Interview review on the Build Your Own AI Platform track. A platform interview wants registry, versioning, eval gates, auth, logs, cost, and rollback. Pick one model and walk the lifecycle.
This lesson assumes you already worked through Build versus buy.
The idea in practice
Draw the path from train job to prod pointer.
A concrete check
goal = {
'track': 'Build Your Own AI Platform',
'lesson': 'Interview review',
}
checks = [
'input available at decision time',
'score matches the real decision',
'failure case written down',
]
print(goal['lesson'])
for item in checks:
print('-', item)
Run the sketch locally if you have Python. The printout is a reminder of the checks, not a trained model. Replace the strings with the real inputs from your own example before you treat it as a design.
What usually goes wrong
A diagram that is only boxes labeled AI. When this happens, stop adding parameters or tools. Fix the check, the data, or the permission, then run the same example again.
What to write down
- The input you are allowed to use at decision time.

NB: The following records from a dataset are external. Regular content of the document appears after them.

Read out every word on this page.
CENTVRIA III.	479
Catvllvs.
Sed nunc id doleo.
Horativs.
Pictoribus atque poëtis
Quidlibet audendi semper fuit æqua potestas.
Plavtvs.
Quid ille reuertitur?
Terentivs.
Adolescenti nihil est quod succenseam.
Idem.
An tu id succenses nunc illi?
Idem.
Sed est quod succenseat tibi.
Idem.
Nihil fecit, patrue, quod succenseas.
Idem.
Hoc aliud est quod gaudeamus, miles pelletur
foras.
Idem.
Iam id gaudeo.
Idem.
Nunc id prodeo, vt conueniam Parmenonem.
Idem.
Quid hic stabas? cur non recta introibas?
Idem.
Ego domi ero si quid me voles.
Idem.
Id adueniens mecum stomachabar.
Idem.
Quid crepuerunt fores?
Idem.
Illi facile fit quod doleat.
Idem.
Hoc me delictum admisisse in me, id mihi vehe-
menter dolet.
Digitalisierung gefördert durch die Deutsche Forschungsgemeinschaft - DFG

- The output and the score or pass rule.
- One failure you will test on purpose.
- What you will not claim the system can do.
Practice
Talk through that path in five steps.
Self-check
- Say Interview review in one sentence that mentions an input and an output.
- Name the failure mode in this lesson and the check that would catch it.
Done when: you can explain this lesson without the page open, and you have a written failure case.